The Second Symphony’s first movement is redolent of Schumann in its melodic material but injected with a Mendelssohnian lightness. This can be heard in the more dramatic second movement which also carries a flavour of French opera-ballet. A placidly serene and unhurried Andante precedes a sprightly storm of a Finale. The latter has a seraphic second subject. This points up the Mendelssohnian vigour with real grace which not even the conventionality of the final sign-off gesture can efface.
The Paraphrases Symphoniques - a theme and variations - was Gouvy's last orchestral work. It has something of Brahms’ geniality and dark clouds about it as in the St Anthony Variations and the Tragic Overture. The Fantaisie Symphonique is the orchestral version of the Fantasy for Two Pianos in G minor. It’s in three movements. There’s a long and very serious beetling Grave with pre-echoes of Tchaikovsky’s Hamlet about it. It’s shot through with grand dramatic gestures from the vocabularies of Schumann and Mendelssohn. This long first movement is rather like a dramatic Mendelssohn concert overture such as Ruy Blas or The Fair Melusine. This is followed by a pulse-calming sweet-tempered Adagio. The slightly longer finale Alla breve steps forward with regal determination - a touch of the fugal and of the warlike about it. The two movements after the first are each about half the length of the first.

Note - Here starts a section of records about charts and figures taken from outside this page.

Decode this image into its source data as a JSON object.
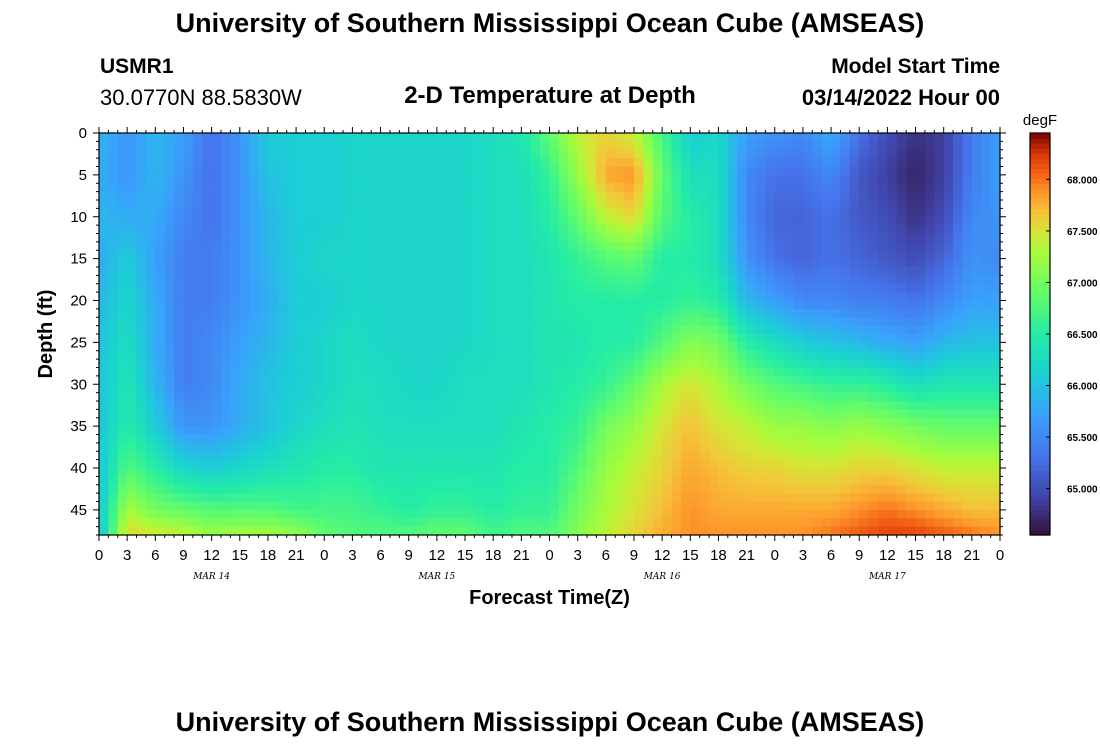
{
  "header": {
    "title": "University of Southern Mississippi Ocean Cube (AMSEAS)",
    "station_id": "USMR1",
    "coords": "30.0770N  88.5830W",
    "subtitle": "2-D Temperature at Depth",
    "start_label": "Model Start Time",
    "start_time": "03/14/2022 Hour 00"
  },
  "footer": {
    "title": "University of Southern Mississippi Ocean Cube (AMSEAS)"
  },
  "chart_data": {
    "type": "heatmap",
    "title": "2-D Temperature at Depth",
    "xlabel": "Forecast Time(Z)",
    "ylabel": "Depth (ft)",
    "x_range_hours": [
      0,
      96
    ],
    "x_tick_labels": [
      "0",
      "3",
      "6",
      "9",
      "12",
      "15",
      "18",
      "21",
      "0",
      "3",
      "6",
      "9",
      "12",
      "15",
      "18",
      "21",
      "0",
      "3",
      "6",
      "9",
      "12",
      "15",
      "18",
      "21",
      "0",
      "3",
      "6",
      "9",
      "12",
      "15",
      "18",
      "21",
      "0"
    ],
    "day_labels": [
      {
        "label": "MAR 14",
        "hour": 12
      },
      {
        "label": "MAR 15",
        "hour": 36
      },
      {
        "label": "MAR 16",
        "hour": 60
      },
      {
        "label": "MAR 17",
        "hour": 84
      }
    ],
    "y_range_ft": [
      0,
      48
    ],
    "y_ticks": [
      0,
      5,
      10,
      15,
      20,
      25,
      30,
      35,
      40,
      45
    ],
    "colorbar": {
      "unit": "degF",
      "min": 64.55,
      "max": 68.45,
      "ticks": [
        "65.000",
        "65.500",
        "66.000",
        "66.500",
        "67.000",
        "67.500",
        "68.000"
      ]
    },
    "temperature_degF": {
      "hours": [
        0,
        3,
        6,
        9,
        12,
        15,
        18,
        21,
        24,
        27,
        30,
        33,
        36,
        39,
        42,
        45,
        48,
        51,
        54,
        57,
        60,
        63,
        66,
        69,
        72,
        75,
        78,
        81,
        84,
        87,
        90,
        93,
        96
      ],
      "depths_ft": [
        0,
        5,
        10,
        15,
        20,
        25,
        30,
        35,
        40,
        45,
        48
      ],
      "values": [
        [
          65.9,
          65.8,
          65.9,
          65.8,
          65.9,
          66.0,
          66.0,
          66.0,
          66.0,
          66.0,
          66.0
        ],
        [
          65.6,
          65.6,
          65.8,
          66.1,
          66.2,
          66.3,
          66.4,
          66.5,
          66.8,
          67.3,
          67.6
        ],
        [
          65.9,
          65.9,
          65.8,
          65.7,
          65.8,
          65.8,
          65.9,
          66.1,
          66.5,
          67.0,
          67.5
        ],
        [
          65.7,
          65.6,
          65.5,
          65.4,
          65.4,
          65.4,
          65.4,
          65.6,
          66.2,
          66.9,
          67.4
        ],
        [
          65.3,
          65.3,
          65.3,
          65.4,
          65.4,
          65.5,
          65.5,
          65.6,
          66.1,
          66.8,
          67.2
        ],
        [
          65.6,
          65.6,
          65.6,
          65.6,
          65.6,
          65.7,
          65.8,
          65.8,
          66.2,
          66.8,
          67.3
        ],
        [
          66.1,
          66.0,
          65.9,
          65.9,
          65.8,
          65.9,
          66.0,
          66.0,
          66.3,
          66.8,
          67.3
        ],
        [
          66.1,
          66.1,
          66.1,
          66.1,
          66.1,
          66.1,
          66.1,
          66.2,
          66.4,
          66.7,
          67.2
        ],
        [
          66.1,
          66.1,
          66.1,
          66.2,
          66.1,
          66.2,
          66.2,
          66.3,
          66.5,
          66.7,
          66.9
        ],
        [
          66.2,
          66.2,
          66.2,
          66.2,
          66.2,
          66.3,
          66.3,
          66.4,
          66.5,
          66.7,
          66.8
        ],
        [
          66.2,
          66.2,
          66.2,
          66.2,
          66.2,
          66.2,
          66.3,
          66.3,
          66.4,
          66.6,
          66.8
        ],
        [
          66.2,
          66.2,
          66.2,
          66.2,
          66.2,
          66.2,
          66.2,
          66.3,
          66.4,
          66.5,
          66.8
        ],
        [
          66.2,
          66.2,
          66.2,
          66.2,
          66.2,
          66.2,
          66.2,
          66.3,
          66.4,
          66.6,
          66.9
        ],
        [
          66.2,
          66.2,
          66.2,
          66.2,
          66.2,
          66.2,
          66.3,
          66.3,
          66.4,
          66.6,
          66.9
        ],
        [
          66.3,
          66.3,
          66.3,
          66.3,
          66.3,
          66.3,
          66.3,
          66.3,
          66.4,
          66.5,
          66.7
        ],
        [
          66.4,
          66.3,
          66.3,
          66.3,
          66.3,
          66.3,
          66.3,
          66.4,
          66.5,
          66.6,
          66.8
        ],
        [
          66.9,
          66.6,
          66.5,
          66.4,
          66.4,
          66.4,
          66.4,
          66.5,
          66.5,
          66.6,
          66.8
        ],
        [
          67.4,
          67.2,
          66.9,
          66.6,
          66.5,
          66.4,
          66.5,
          66.6,
          66.8,
          67.0,
          67.1
        ],
        [
          67.6,
          67.8,
          67.4,
          66.8,
          66.5,
          66.5,
          66.6,
          67.0,
          67.2,
          67.3,
          67.4
        ],
        [
          67.4,
          67.9,
          67.6,
          66.9,
          66.5,
          66.5,
          66.9,
          67.2,
          67.4,
          67.5,
          67.6
        ],
        [
          66.7,
          66.9,
          66.8,
          66.5,
          66.5,
          66.8,
          67.3,
          67.5,
          67.6,
          67.7,
          67.8
        ],
        [
          66.1,
          66.3,
          66.5,
          66.5,
          66.6,
          67.1,
          67.5,
          67.7,
          67.8,
          67.9,
          67.9
        ],
        [
          66.2,
          66.3,
          66.3,
          66.3,
          66.5,
          67.0,
          67.3,
          67.5,
          67.7,
          67.8,
          67.9
        ],
        [
          65.7,
          65.5,
          65.5,
          65.6,
          65.9,
          66.5,
          67.0,
          67.4,
          67.6,
          67.8,
          67.9
        ],
        [
          65.6,
          65.3,
          65.2,
          65.3,
          65.7,
          66.3,
          66.8,
          67.2,
          67.6,
          67.8,
          67.9
        ],
        [
          65.5,
          65.3,
          65.2,
          65.2,
          65.5,
          66.1,
          66.7,
          67.2,
          67.5,
          67.8,
          67.9
        ],
        [
          65.8,
          65.5,
          65.3,
          65.3,
          65.5,
          66.0,
          66.6,
          67.1,
          67.5,
          67.8,
          68.0
        ],
        [
          65.3,
          65.1,
          65.1,
          65.2,
          65.4,
          65.9,
          66.6,
          67.2,
          67.6,
          67.9,
          68.1
        ],
        [
          65.0,
          64.9,
          65.0,
          65.1,
          65.4,
          65.8,
          66.5,
          67.1,
          67.6,
          68.0,
          68.2
        ],
        [
          64.8,
          64.7,
          64.8,
          65.0,
          65.3,
          65.7,
          66.3,
          67.0,
          67.5,
          67.9,
          68.2
        ],
        [
          64.9,
          64.9,
          65.0,
          65.2,
          65.5,
          65.9,
          66.4,
          66.9,
          67.4,
          67.8,
          68.1
        ],
        [
          65.4,
          65.4,
          65.5,
          65.6,
          65.7,
          66.0,
          66.4,
          66.9,
          67.4,
          67.7,
          68.0
        ],
        [
          65.7,
          65.7,
          65.6,
          65.5,
          65.7,
          66.0,
          66.4,
          66.9,
          67.4,
          67.7,
          67.9
        ]
      ]
    }
  }
}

These are pleasing romantic works which, for the most part, stay within the glossaries established by Mendelssohn, Schumann and Brahms. If you enjoy the unnumbered symphonies of Saint-Saens and the various symphonies by Méhul I think you will like these very much. These are spirited and engaging readings of music hitherto lost in the choking dust of the nineteenth century and now rescued. It’s all done in typical Sterling style.